Tesla’s Elon Musk Takes Solar Financing to the Brink of Change

Benji The Street Interview Screenshot

Tesla’s Elon Musk gets credit for helping to create a new asset class in solar financing, according to one structured finance expert.  “I think we’re on the brink of a new asset class coming out,” said Benjamin Cohen, CEO of T-REX.

T-REX focuses on securitization for the renewable energy industry, and is currently working on several new deals with institutional investors who want to invest in solar.

“The solar asset class on the whole, if you can even call it that because it’s so small, is particularly interesting to investors because you have these long-term yielding cash flows once the assets are already built, and you don’t have the risk of construction and anything that can go wrong there,” said Cohen. He added that investment-grade solar debt yields range from 3.5% to 5%.

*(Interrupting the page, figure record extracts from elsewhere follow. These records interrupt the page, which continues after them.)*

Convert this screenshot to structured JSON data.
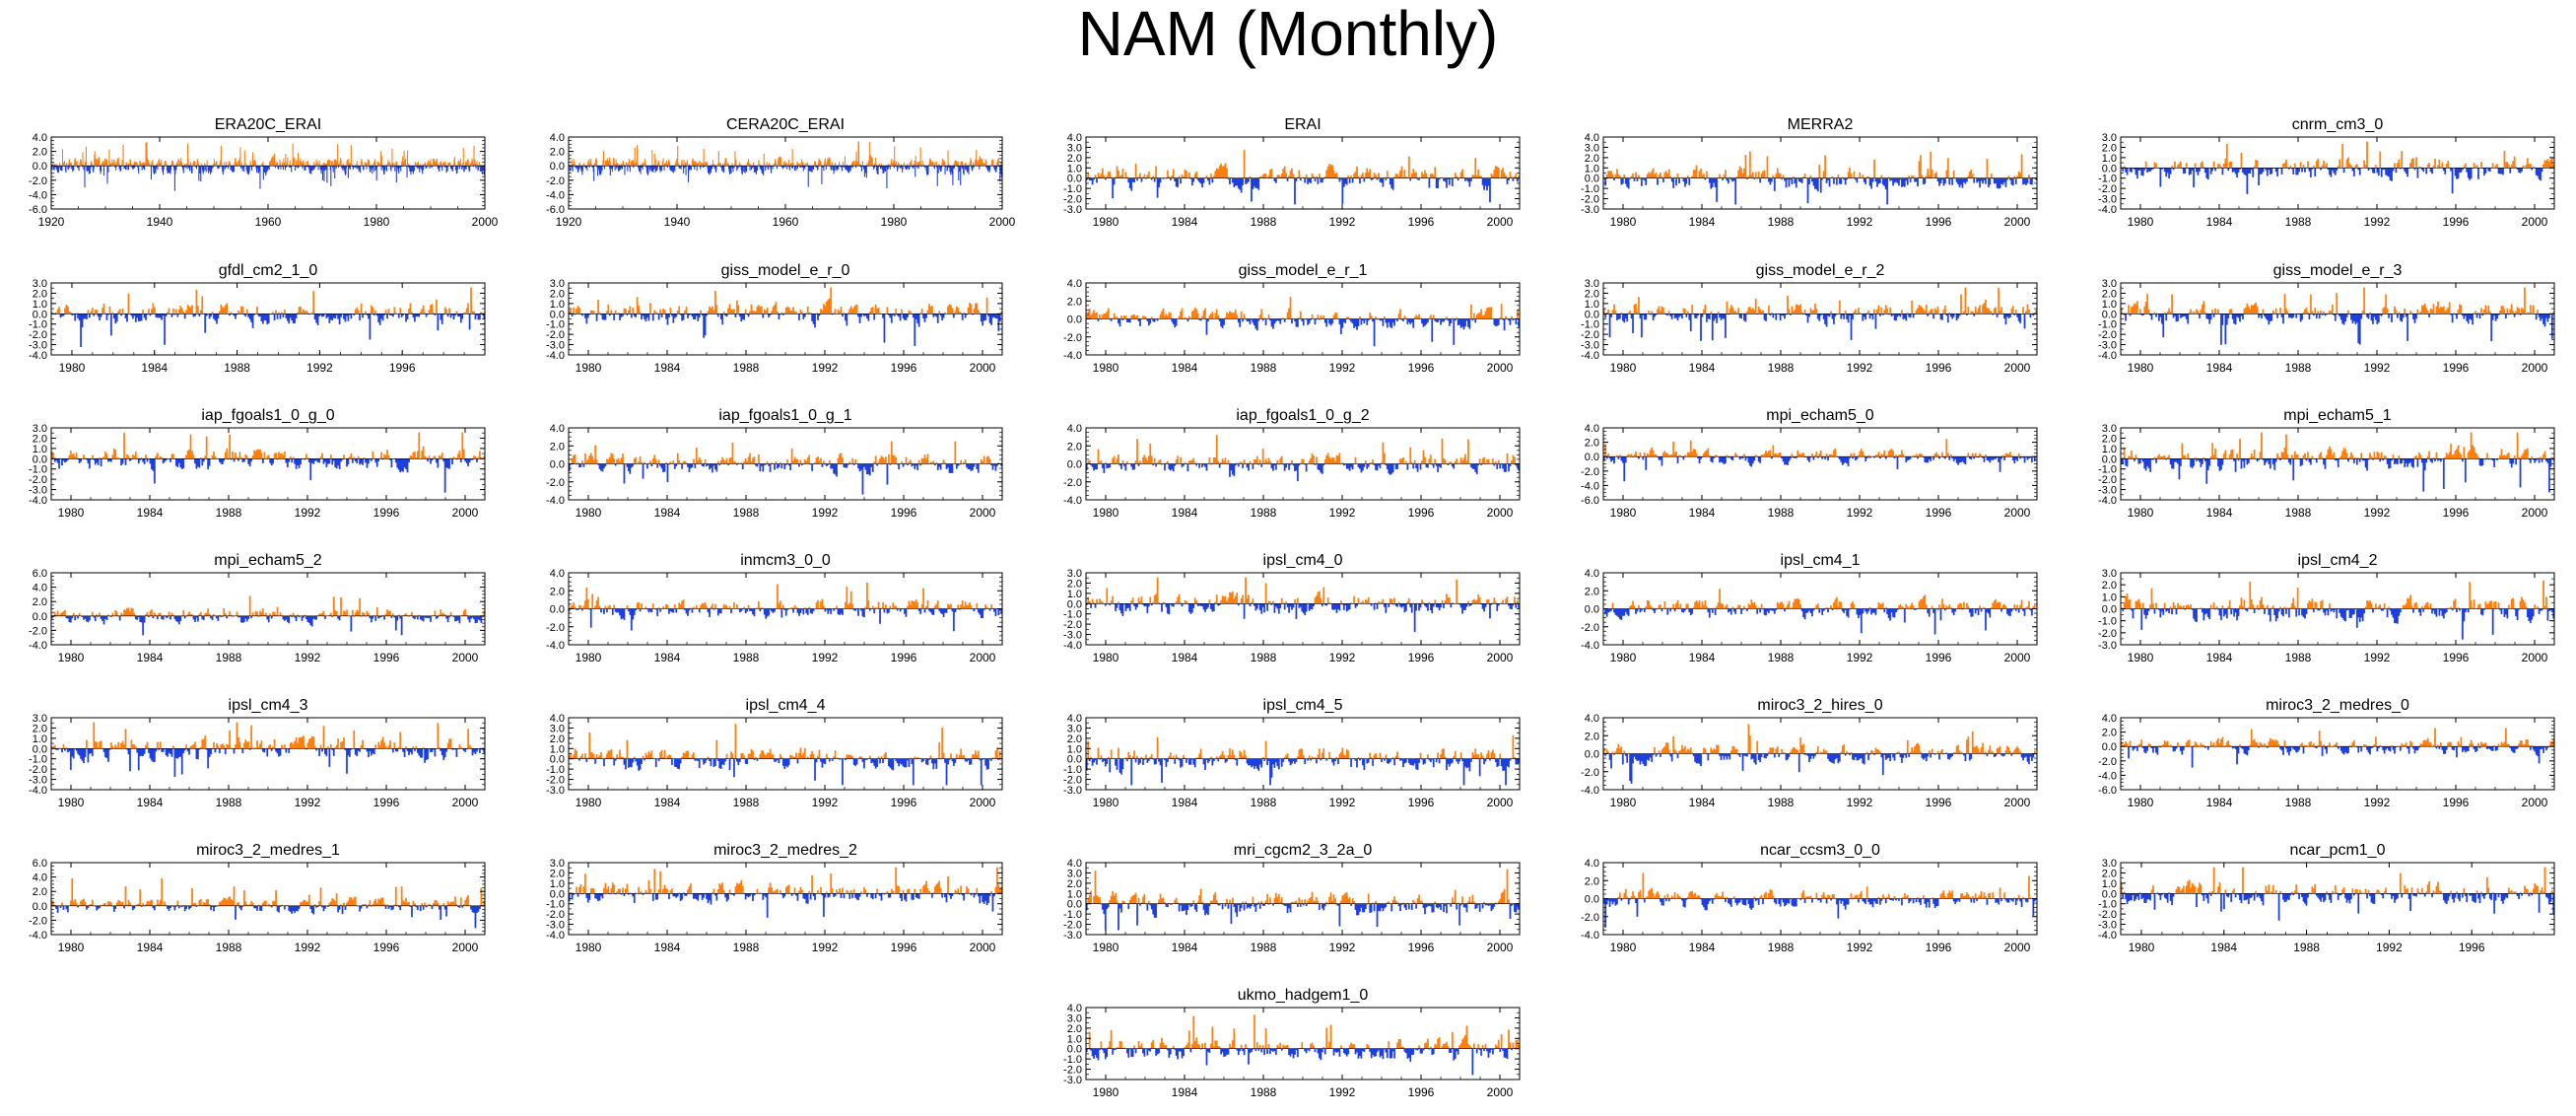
{
  "title": "NAM (Monthly)",
  "colors": {
    "positive": "#ff7f0e",
    "negative": "#1f3fe0",
    "axis": "#000000"
  },
  "chart_data": [
    {
      "type": "area",
      "title": "ERA20C_ERAI",
      "xlim": [
        1920,
        2000
      ],
      "ylim": [
        -6.0,
        4.0
      ],
      "xticks": [
        "1920",
        "1940",
        "1960",
        "1980",
        "2000"
      ],
      "yticks": [
        "4.0",
        "2.0",
        "0.0",
        "-2.0",
        "-4.0",
        "-6.0"
      ],
      "style": "spiky"
    },
    {
      "type": "area",
      "title": "CERA20C_ERAI",
      "xlim": [
        1920,
        2000
      ],
      "ylim": [
        -6.0,
        4.0
      ],
      "xticks": [
        "1920",
        "1940",
        "1960",
        "1980",
        "2000"
      ],
      "yticks": [
        "4.0",
        "2.0",
        "0.0",
        "-2.0",
        "-4.0",
        "-6.0"
      ],
      "style": "spiky"
    },
    {
      "type": "area",
      "title": "ERAI",
      "xlim": [
        1979,
        2001
      ],
      "ylim": [
        -3.0,
        4.0
      ],
      "xticks": [
        "1980",
        "1984",
        "1988",
        "1992",
        "1996",
        "2000"
      ],
      "yticks": [
        "4.0",
        "3.0",
        "2.0",
        "1.0",
        "0.0",
        "-1.0",
        "-2.0",
        "-3.0"
      ]
    },
    {
      "type": "area",
      "title": "MERRA2",
      "xlim": [
        1979,
        2001
      ],
      "ylim": [
        -3.0,
        4.0
      ],
      "xticks": [
        "1980",
        "1984",
        "1988",
        "1992",
        "1996",
        "2000"
      ],
      "yticks": [
        "4.0",
        "3.0",
        "2.0",
        "1.0",
        "0.0",
        "-1.0",
        "-2.0",
        "-3.0"
      ]
    },
    {
      "type": "area",
      "title": "cnrm_cm3_0",
      "xlim": [
        1979,
        2001
      ],
      "ylim": [
        -4.0,
        3.0
      ],
      "xticks": [
        "1980",
        "1984",
        "1988",
        "1992",
        "1996",
        "2000"
      ],
      "yticks": [
        "3.0",
        "2.0",
        "1.0",
        "0.0",
        "-1.0",
        "-2.0",
        "-3.0",
        "-4.0"
      ]
    },
    {
      "type": "area",
      "title": "gfdl_cm2_1_0",
      "xlim": [
        1979,
        2000
      ],
      "ylim": [
        -4.0,
        3.0
      ],
      "xticks": [
        "1980",
        "1984",
        "1988",
        "1992",
        "1996"
      ],
      "yticks": [
        "3.0",
        "2.0",
        "1.0",
        "0.0",
        "-1.0",
        "-2.0",
        "-3.0",
        "-4.0"
      ]
    },
    {
      "type": "area",
      "title": "giss_model_e_r_0",
      "xlim": [
        1979,
        2001
      ],
      "ylim": [
        -4.0,
        3.0
      ],
      "xticks": [
        "1980",
        "1984",
        "1988",
        "1992",
        "1996",
        "2000"
      ],
      "yticks": [
        "3.0",
        "2.0",
        "1.0",
        "0.0",
        "-1.0",
        "-2.0",
        "-3.0",
        "-4.0"
      ]
    },
    {
      "type": "area",
      "title": "giss_model_e_r_1",
      "xlim": [
        1979,
        2001
      ],
      "ylim": [
        -4.0,
        4.0
      ],
      "xticks": [
        "1980",
        "1984",
        "1988",
        "1992",
        "1996",
        "2000"
      ],
      "yticks": [
        "4.0",
        "2.0",
        "0.0",
        "-2.0",
        "-4.0"
      ]
    },
    {
      "type": "area",
      "title": "giss_model_e_r_2",
      "xlim": [
        1979,
        2001
      ],
      "ylim": [
        -4.0,
        3.0
      ],
      "xticks": [
        "1980",
        "1984",
        "1988",
        "1992",
        "1996",
        "2000"
      ],
      "yticks": [
        "3.0",
        "2.0",
        "1.0",
        "0.0",
        "-1.0",
        "-2.0",
        "-3.0",
        "-4.0"
      ]
    },
    {
      "type": "area",
      "title": "giss_model_e_r_3",
      "xlim": [
        1979,
        2001
      ],
      "ylim": [
        -4.0,
        3.0
      ],
      "xticks": [
        "1980",
        "1984",
        "1988",
        "1992",
        "1996",
        "2000"
      ],
      "yticks": [
        "3.0",
        "2.0",
        "1.0",
        "0.0",
        "-1.0",
        "-2.0",
        "-3.0",
        "-4.0"
      ]
    },
    {
      "type": "area",
      "title": "iap_fgoals1_0_g_0",
      "xlim": [
        1979,
        2001
      ],
      "ylim": [
        -4.0,
        3.0
      ],
      "xticks": [
        "1980",
        "1984",
        "1988",
        "1992",
        "1996",
        "2000"
      ],
      "yticks": [
        "3.0",
        "2.0",
        "1.0",
        "0.0",
        "-1.0",
        "-2.0",
        "-3.0",
        "-4.0"
      ]
    },
    {
      "type": "area",
      "title": "iap_fgoals1_0_g_1",
      "xlim": [
        1979,
        2001
      ],
      "ylim": [
        -4.0,
        4.0
      ],
      "xticks": [
        "1980",
        "1984",
        "1988",
        "1992",
        "1996",
        "2000"
      ],
      "yticks": [
        "4.0",
        "2.0",
        "0.0",
        "-2.0",
        "-4.0"
      ]
    },
    {
      "type": "area",
      "title": "iap_fgoals1_0_g_2",
      "xlim": [
        1979,
        2001
      ],
      "ylim": [
        -4.0,
        4.0
      ],
      "xticks": [
        "1980",
        "1984",
        "1988",
        "1992",
        "1996",
        "2000"
      ],
      "yticks": [
        "4.0",
        "2.0",
        "0.0",
        "-2.0",
        "-4.0"
      ]
    },
    {
      "type": "area",
      "title": "mpi_echam5_0",
      "xlim": [
        1979,
        2001
      ],
      "ylim": [
        -6.0,
        4.0
      ],
      "xticks": [
        "1980",
        "1984",
        "1988",
        "1992",
        "1996",
        "2000"
      ],
      "yticks": [
        "4.0",
        "2.0",
        "0.0",
        "-2.0",
        "-4.0",
        "-6.0"
      ]
    },
    {
      "type": "area",
      "title": "mpi_echam5_1",
      "xlim": [
        1979,
        2001
      ],
      "ylim": [
        -4.0,
        3.0
      ],
      "xticks": [
        "1980",
        "1984",
        "1988",
        "1992",
        "1996",
        "2000"
      ],
      "yticks": [
        "3.0",
        "2.0",
        "1.0",
        "0.0",
        "-1.0",
        "-2.0",
        "-3.0",
        "-4.0"
      ]
    },
    {
      "type": "area",
      "title": "mpi_echam5_2",
      "xlim": [
        1979,
        2001
      ],
      "ylim": [
        -4.0,
        6.0
      ],
      "xticks": [
        "1980",
        "1984",
        "1988",
        "1992",
        "1996",
        "2000"
      ],
      "yticks": [
        "6.0",
        "4.0",
        "2.0",
        "0.0",
        "-2.0",
        "-4.0"
      ]
    },
    {
      "type": "area",
      "title": "inmcm3_0_0",
      "xlim": [
        1979,
        2001
      ],
      "ylim": [
        -4.0,
        4.0
      ],
      "xticks": [
        "1980",
        "1984",
        "1988",
        "1992",
        "1996",
        "2000"
      ],
      "yticks": [
        "4.0",
        "2.0",
        "0.0",
        "-2.0",
        "-4.0"
      ]
    },
    {
      "type": "area",
      "title": "ipsl_cm4_0",
      "xlim": [
        1979,
        2001
      ],
      "ylim": [
        -4.0,
        3.0
      ],
      "xticks": [
        "1980",
        "1984",
        "1988",
        "1992",
        "1996",
        "2000"
      ],
      "yticks": [
        "3.0",
        "2.0",
        "1.0",
        "0.0",
        "-1.0",
        "-2.0",
        "-3.0",
        "-4.0"
      ]
    },
    {
      "type": "area",
      "title": "ipsl_cm4_1",
      "xlim": [
        1979,
        2001
      ],
      "ylim": [
        -4.0,
        4.0
      ],
      "xticks": [
        "1980",
        "1984",
        "1988",
        "1992",
        "1996",
        "2000"
      ],
      "yticks": [
        "4.0",
        "2.0",
        "0.0",
        "-2.0",
        "-4.0"
      ]
    },
    {
      "type": "area",
      "title": "ipsl_cm4_2",
      "xlim": [
        1979,
        2001
      ],
      "ylim": [
        -3.0,
        3.0
      ],
      "xticks": [
        "1980",
        "1984",
        "1988",
        "1992",
        "1996",
        "2000"
      ],
      "yticks": [
        "3.0",
        "2.0",
        "1.0",
        "0.0",
        "-1.0",
        "-2.0",
        "-3.0"
      ]
    },
    {
      "type": "area",
      "title": "ipsl_cm4_3",
      "xlim": [
        1979,
        2001
      ],
      "ylim": [
        -4.0,
        3.0
      ],
      "xticks": [
        "1980",
        "1984",
        "1988",
        "1992",
        "1996",
        "2000"
      ],
      "yticks": [
        "3.0",
        "2.0",
        "1.0",
        "0.0",
        "-1.0",
        "-2.0",
        "-3.0",
        "-4.0"
      ]
    },
    {
      "type": "area",
      "title": "ipsl_cm4_4",
      "xlim": [
        1979,
        2001
      ],
      "ylim": [
        -3.0,
        4.0
      ],
      "xticks": [
        "1980",
        "1984",
        "1988",
        "1992",
        "1996",
        "2000"
      ],
      "yticks": [
        "4.0",
        "3.0",
        "2.0",
        "1.0",
        "0.0",
        "-1.0",
        "-2.0",
        "-3.0"
      ]
    },
    {
      "type": "area",
      "title": "ipsl_cm4_5",
      "xlim": [
        1979,
        2001
      ],
      "ylim": [
        -3.0,
        4.0
      ],
      "xticks": [
        "1980",
        "1984",
        "1988",
        "1992",
        "1996",
        "2000"
      ],
      "yticks": [
        "4.0",
        "3.0",
        "2.0",
        "1.0",
        "0.0",
        "-1.0",
        "-2.0",
        "-3.0"
      ]
    },
    {
      "type": "area",
      "title": "miroc3_2_hires_0",
      "xlim": [
        1979,
        2001
      ],
      "ylim": [
        -4.0,
        4.0
      ],
      "xticks": [
        "1980",
        "1984",
        "1988",
        "1992",
        "1996",
        "2000"
      ],
      "yticks": [
        "4.0",
        "2.0",
        "0.0",
        "-2.0",
        "-4.0"
      ]
    },
    {
      "type": "area",
      "title": "miroc3_2_medres_0",
      "xlim": [
        1979,
        2001
      ],
      "ylim": [
        -6.0,
        4.0
      ],
      "xticks": [
        "1980",
        "1984",
        "1988",
        "1992",
        "1996",
        "2000"
      ],
      "yticks": [
        "4.0",
        "2.0",
        "0.0",
        "-2.0",
        "-4.0",
        "-6.0"
      ]
    },
    {
      "type": "area",
      "title": "miroc3_2_medres_1",
      "xlim": [
        1979,
        2001
      ],
      "ylim": [
        -4.0,
        6.0
      ],
      "xticks": [
        "1980",
        "1984",
        "1988",
        "1992",
        "1996",
        "2000"
      ],
      "yticks": [
        "6.0",
        "4.0",
        "2.0",
        "0.0",
        "-2.0",
        "-4.0"
      ]
    },
    {
      "type": "area",
      "title": "miroc3_2_medres_2",
      "xlim": [
        1979,
        2001
      ],
      "ylim": [
        -4.0,
        3.0
      ],
      "xticks": [
        "1980",
        "1984",
        "1988",
        "1992",
        "1996",
        "2000"
      ],
      "yticks": [
        "3.0",
        "2.0",
        "1.0",
        "0.0",
        "-1.0",
        "-2.0",
        "-3.0",
        "-4.0"
      ]
    },
    {
      "type": "area",
      "title": "mri_cgcm2_3_2a_0",
      "xlim": [
        1979,
        2001
      ],
      "ylim": [
        -3.0,
        4.0
      ],
      "xticks": [
        "1980",
        "1984",
        "1988",
        "1992",
        "1996",
        "2000"
      ],
      "yticks": [
        "4.0",
        "3.0",
        "2.0",
        "1.0",
        "0.0",
        "-1.0",
        "-2.0",
        "-3.0"
      ]
    },
    {
      "type": "area",
      "title": "ncar_ccsm3_0_0",
      "xlim": [
        1979,
        2001
      ],
      "ylim": [
        -4.0,
        4.0
      ],
      "xticks": [
        "1980",
        "1984",
        "1988",
        "1992",
        "1996",
        "2000"
      ],
      "yticks": [
        "4.0",
        "2.0",
        "0.0",
        "-2.0",
        "-4.0"
      ]
    },
    {
      "type": "area",
      "title": "ncar_pcm1_0",
      "xlim": [
        1979,
        2000
      ],
      "ylim": [
        -4.0,
        3.0
      ],
      "xticks": [
        "1980",
        "1984",
        "1988",
        "1992",
        "1996"
      ],
      "yticks": [
        "3.0",
        "2.0",
        "1.0",
        "0.0",
        "-1.0",
        "-2.0",
        "-3.0",
        "-4.0"
      ]
    },
    {
      "type": "area",
      "title": "ukmo_hadgem1_0",
      "xlim": [
        1979,
        2001
      ],
      "ylim": [
        -3.0,
        4.0
      ],
      "xticks": [
        "1980",
        "1984",
        "1988",
        "1992",
        "1996",
        "2000"
      ],
      "yticks": [
        "4.0",
        "3.0",
        "2.0",
        "1.0",
        "0.0",
        "-1.0",
        "-2.0",
        "-3.0"
      ]
    }
  ]
}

The market is small, he said, but there’s a renewed interest after SolarCity issued solar bonds — with Musk as chairman.  Cohen said SolarCity has done three different securitizations, mostly on the residential side. Because Musk is involved, the deals have gotten attention. “He’s got cache, he’s got star power as a modern mogul, but he’s also not stupid,” added Cohen. “He knows exactly what he’s investing in and he doesn’t put money after bad projects.”

Buying into solar has been tough for investors,  particularly on the equity side, after solar stocks sold off sharply a few years ago.  But Cohen said the solar bond market was actually helped by the bubble bursting in solar stocks.

“So you had this huge blow up with companies like Solyndra, and it was on all of the front pages,” explained Cohen. “And that was actually good for the industry because it showed a consolidation, a commoditization of things like panel technology, and now the government has been putting tariffs on Chinese solar panels, which is difficult for everyone else in the industry. It’s not great for panel manufacturers. But just like any other technology, when it becomes commoditized, it goes to the lowest cost producer, and that’s great for everybody else.”

Cohen believes the solar bond industry could experience “potentially meteoric growth.”